Histoire, littérature, éducation : les nouveaux progressistes en guerre contre le passé - Par Victor-Isaac Anne
Les Narcisse de la vertu
Un siècle plus tard, un certain progressisme, convaincu d’incarner le sens de l’histoire, a intellectualisé cette abolition du passé pour en faire un programme de société. Ce projet de table rase est incarné par la mouvance woke [dérivé du verbe to wake, “se réveiller”, NDLR]. Le terme s’est répandu aux Etats-Unis après la création du mouvement Black Lives Matter en 2013, avant d’être popularisé sur internet. Il désigne une vigilance accrue face aux injustices raciales et aux “oppressions systémiques”. De proche en proche, cette notion s’est étendue à l’ensemble des revendications de justice sociale. Aujourd’hui, être woke revient à être à l’avant-garde du progrès.

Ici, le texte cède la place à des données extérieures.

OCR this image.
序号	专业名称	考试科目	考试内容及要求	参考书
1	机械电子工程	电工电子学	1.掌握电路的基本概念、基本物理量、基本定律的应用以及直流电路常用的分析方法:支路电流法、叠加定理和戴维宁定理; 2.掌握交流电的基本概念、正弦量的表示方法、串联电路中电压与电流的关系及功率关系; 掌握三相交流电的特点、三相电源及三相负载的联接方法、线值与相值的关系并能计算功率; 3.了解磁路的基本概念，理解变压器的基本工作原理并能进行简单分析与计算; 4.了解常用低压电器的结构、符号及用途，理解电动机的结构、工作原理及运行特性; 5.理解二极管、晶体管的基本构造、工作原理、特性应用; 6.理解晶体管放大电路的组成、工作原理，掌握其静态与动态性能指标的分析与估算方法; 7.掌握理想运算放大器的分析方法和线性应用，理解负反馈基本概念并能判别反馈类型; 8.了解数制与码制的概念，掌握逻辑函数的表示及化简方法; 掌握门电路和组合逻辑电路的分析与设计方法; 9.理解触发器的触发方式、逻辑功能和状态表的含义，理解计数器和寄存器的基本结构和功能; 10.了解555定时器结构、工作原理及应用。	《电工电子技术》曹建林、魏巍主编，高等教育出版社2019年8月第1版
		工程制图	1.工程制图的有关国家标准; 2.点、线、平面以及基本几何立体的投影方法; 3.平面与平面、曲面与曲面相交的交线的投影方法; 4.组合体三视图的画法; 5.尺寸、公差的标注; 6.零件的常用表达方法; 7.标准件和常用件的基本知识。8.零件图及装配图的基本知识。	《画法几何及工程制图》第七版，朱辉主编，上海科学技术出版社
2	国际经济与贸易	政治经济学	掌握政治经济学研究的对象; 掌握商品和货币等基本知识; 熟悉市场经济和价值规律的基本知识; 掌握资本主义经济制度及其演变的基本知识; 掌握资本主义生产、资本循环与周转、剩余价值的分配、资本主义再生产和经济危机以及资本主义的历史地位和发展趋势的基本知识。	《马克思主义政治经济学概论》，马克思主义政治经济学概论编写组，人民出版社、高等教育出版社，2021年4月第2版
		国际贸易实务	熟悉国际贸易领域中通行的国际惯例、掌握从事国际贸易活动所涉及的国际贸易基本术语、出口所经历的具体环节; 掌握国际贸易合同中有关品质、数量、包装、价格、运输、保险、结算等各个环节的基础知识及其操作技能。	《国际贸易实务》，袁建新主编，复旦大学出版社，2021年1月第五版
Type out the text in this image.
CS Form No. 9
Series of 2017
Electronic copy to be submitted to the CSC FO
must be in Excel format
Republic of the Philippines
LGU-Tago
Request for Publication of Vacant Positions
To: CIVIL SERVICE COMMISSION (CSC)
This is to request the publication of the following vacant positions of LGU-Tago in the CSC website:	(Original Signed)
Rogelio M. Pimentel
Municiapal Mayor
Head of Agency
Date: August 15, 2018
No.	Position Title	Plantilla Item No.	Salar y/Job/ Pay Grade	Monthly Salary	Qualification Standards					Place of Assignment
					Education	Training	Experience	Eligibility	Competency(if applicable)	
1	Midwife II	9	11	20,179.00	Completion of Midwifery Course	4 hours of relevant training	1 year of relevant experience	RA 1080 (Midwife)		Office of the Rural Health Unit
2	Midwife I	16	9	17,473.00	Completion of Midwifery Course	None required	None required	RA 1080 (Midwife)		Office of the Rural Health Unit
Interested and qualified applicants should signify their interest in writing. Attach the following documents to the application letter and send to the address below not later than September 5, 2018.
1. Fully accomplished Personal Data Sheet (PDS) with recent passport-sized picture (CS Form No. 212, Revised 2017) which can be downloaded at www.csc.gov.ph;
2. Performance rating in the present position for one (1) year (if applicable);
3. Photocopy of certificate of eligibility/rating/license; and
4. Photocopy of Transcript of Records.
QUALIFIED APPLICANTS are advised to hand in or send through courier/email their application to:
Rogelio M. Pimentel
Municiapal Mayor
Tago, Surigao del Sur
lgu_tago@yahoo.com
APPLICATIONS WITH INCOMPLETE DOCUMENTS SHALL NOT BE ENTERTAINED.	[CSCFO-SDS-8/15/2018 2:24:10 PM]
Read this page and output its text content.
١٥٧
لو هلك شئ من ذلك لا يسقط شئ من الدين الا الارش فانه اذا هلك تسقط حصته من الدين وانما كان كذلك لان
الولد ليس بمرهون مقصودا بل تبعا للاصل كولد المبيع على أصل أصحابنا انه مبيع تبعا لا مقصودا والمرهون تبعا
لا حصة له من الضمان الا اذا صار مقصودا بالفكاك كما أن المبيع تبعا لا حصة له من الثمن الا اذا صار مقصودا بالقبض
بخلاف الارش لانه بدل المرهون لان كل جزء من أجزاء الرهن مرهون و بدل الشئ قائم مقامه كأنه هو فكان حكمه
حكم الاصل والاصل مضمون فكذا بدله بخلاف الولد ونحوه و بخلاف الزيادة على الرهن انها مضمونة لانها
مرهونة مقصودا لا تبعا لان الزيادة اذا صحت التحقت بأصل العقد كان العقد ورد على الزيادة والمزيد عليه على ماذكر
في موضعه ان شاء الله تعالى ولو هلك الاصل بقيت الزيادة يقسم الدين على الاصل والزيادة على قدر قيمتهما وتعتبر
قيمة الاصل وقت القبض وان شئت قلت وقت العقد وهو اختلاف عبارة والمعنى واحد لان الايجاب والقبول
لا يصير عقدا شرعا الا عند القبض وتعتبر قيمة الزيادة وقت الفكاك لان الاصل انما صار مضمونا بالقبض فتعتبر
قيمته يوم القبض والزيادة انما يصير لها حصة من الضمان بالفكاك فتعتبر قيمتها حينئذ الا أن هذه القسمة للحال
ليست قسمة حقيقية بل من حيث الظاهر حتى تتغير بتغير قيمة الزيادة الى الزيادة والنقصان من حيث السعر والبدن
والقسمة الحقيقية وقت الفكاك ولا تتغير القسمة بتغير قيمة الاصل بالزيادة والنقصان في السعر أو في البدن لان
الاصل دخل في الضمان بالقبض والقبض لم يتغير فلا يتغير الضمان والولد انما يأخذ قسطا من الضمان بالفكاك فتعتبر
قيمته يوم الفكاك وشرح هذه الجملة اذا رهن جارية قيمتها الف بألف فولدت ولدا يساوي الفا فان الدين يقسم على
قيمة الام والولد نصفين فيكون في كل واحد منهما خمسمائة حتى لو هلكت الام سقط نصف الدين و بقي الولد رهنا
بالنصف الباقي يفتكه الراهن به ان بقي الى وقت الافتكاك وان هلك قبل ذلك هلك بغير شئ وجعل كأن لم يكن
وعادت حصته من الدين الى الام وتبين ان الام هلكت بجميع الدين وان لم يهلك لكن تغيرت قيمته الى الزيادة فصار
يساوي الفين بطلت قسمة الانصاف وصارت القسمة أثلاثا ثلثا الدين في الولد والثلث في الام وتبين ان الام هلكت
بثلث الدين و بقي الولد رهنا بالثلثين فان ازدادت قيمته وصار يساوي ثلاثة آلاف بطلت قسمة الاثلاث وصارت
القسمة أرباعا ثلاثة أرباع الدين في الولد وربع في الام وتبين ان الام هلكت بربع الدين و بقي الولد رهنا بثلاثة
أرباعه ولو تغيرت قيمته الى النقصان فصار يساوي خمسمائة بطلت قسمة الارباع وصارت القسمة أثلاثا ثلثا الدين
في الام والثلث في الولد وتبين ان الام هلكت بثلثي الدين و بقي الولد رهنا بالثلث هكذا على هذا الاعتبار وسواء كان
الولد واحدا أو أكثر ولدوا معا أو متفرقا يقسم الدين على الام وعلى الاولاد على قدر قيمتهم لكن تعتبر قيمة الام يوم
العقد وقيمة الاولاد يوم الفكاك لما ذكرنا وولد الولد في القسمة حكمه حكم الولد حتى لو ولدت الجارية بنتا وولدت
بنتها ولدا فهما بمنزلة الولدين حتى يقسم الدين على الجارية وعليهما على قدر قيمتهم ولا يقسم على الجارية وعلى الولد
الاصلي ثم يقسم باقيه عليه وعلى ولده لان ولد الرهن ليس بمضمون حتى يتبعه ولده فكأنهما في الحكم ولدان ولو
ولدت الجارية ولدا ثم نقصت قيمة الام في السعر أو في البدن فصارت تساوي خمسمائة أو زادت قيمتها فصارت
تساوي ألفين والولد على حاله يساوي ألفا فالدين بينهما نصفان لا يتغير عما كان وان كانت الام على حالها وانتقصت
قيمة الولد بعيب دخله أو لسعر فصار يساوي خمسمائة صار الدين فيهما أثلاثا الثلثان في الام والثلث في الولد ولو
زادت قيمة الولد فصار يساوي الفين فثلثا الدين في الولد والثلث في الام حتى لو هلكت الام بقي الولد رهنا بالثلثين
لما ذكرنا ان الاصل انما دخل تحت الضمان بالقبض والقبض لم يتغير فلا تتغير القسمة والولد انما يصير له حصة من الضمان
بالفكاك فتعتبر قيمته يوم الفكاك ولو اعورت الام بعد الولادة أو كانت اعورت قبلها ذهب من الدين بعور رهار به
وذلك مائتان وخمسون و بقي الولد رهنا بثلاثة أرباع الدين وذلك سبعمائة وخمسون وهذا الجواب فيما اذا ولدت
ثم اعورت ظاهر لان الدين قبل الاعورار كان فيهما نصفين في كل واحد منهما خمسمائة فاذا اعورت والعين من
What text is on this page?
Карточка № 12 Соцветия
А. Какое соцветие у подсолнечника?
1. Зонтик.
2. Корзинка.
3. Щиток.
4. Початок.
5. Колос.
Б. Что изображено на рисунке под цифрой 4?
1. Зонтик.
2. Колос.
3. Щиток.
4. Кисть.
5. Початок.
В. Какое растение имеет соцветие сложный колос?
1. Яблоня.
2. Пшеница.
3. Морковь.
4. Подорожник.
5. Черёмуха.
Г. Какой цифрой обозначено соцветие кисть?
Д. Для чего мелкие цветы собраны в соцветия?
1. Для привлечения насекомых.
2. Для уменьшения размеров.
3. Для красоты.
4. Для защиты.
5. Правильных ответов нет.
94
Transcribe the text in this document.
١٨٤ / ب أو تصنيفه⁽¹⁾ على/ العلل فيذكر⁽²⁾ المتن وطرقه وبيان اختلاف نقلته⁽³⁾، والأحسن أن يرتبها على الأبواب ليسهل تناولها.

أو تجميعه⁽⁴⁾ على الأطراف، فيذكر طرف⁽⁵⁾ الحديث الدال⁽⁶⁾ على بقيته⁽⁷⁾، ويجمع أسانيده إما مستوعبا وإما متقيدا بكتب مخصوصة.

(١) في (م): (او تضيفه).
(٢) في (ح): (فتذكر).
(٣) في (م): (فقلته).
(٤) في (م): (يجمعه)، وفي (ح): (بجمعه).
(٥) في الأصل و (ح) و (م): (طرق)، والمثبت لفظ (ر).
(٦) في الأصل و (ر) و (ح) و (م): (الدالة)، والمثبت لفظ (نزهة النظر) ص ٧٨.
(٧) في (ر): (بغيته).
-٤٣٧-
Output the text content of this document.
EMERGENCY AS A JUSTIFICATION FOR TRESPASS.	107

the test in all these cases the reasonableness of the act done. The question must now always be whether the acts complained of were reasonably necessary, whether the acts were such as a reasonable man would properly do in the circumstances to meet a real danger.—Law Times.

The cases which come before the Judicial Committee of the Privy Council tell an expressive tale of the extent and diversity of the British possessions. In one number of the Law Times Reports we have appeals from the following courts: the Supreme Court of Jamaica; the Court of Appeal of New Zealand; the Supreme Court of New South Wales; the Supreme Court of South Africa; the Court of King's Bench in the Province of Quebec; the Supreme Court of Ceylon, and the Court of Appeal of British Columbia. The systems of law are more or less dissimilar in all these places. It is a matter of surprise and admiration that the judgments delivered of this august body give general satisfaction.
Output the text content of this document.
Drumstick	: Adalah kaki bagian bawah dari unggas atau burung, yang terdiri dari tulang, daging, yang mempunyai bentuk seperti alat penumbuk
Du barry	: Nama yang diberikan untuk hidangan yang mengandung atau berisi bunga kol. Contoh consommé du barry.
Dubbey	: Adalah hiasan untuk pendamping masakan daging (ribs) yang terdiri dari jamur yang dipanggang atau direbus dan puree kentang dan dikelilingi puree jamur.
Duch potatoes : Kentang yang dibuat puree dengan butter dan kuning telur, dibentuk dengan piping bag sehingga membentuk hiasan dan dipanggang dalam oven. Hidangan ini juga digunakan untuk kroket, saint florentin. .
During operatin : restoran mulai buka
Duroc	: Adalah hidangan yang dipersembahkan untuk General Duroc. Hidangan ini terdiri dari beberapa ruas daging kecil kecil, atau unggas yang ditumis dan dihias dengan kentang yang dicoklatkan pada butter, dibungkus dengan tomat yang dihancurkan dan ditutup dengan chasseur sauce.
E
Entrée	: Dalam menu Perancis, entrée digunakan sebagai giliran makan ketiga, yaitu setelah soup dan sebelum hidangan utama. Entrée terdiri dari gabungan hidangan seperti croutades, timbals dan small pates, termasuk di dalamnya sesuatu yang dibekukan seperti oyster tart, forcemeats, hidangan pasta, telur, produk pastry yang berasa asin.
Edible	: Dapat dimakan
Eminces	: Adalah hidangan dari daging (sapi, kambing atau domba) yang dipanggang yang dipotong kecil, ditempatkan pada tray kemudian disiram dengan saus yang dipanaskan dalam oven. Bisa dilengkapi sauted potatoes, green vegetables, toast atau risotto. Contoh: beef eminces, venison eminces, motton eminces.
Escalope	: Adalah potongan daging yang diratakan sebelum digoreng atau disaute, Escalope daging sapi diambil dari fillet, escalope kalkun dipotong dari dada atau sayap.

Longtemps, on a sous-estimé le pouvoir de nuisance de cette mouvance. Or, depuis quelques années, cet agrégat de minorités quérulentes occupe une place de choix dans la vie publique. Animés par un fanatisme jamais apaisé, ces mouvements revendicatifs tentent de conformer la société à leurs névroses identitaires. Ces militants, nantis d’un large pouvoir de prescription, ont réussi le tour de force d’imposer un nouvel ordre moral. Celui-ci se présente comme un mouvement d’émancipation et d’ouverture aux paroles “minoritaires” dans des sociétés ontologiquement oppressives.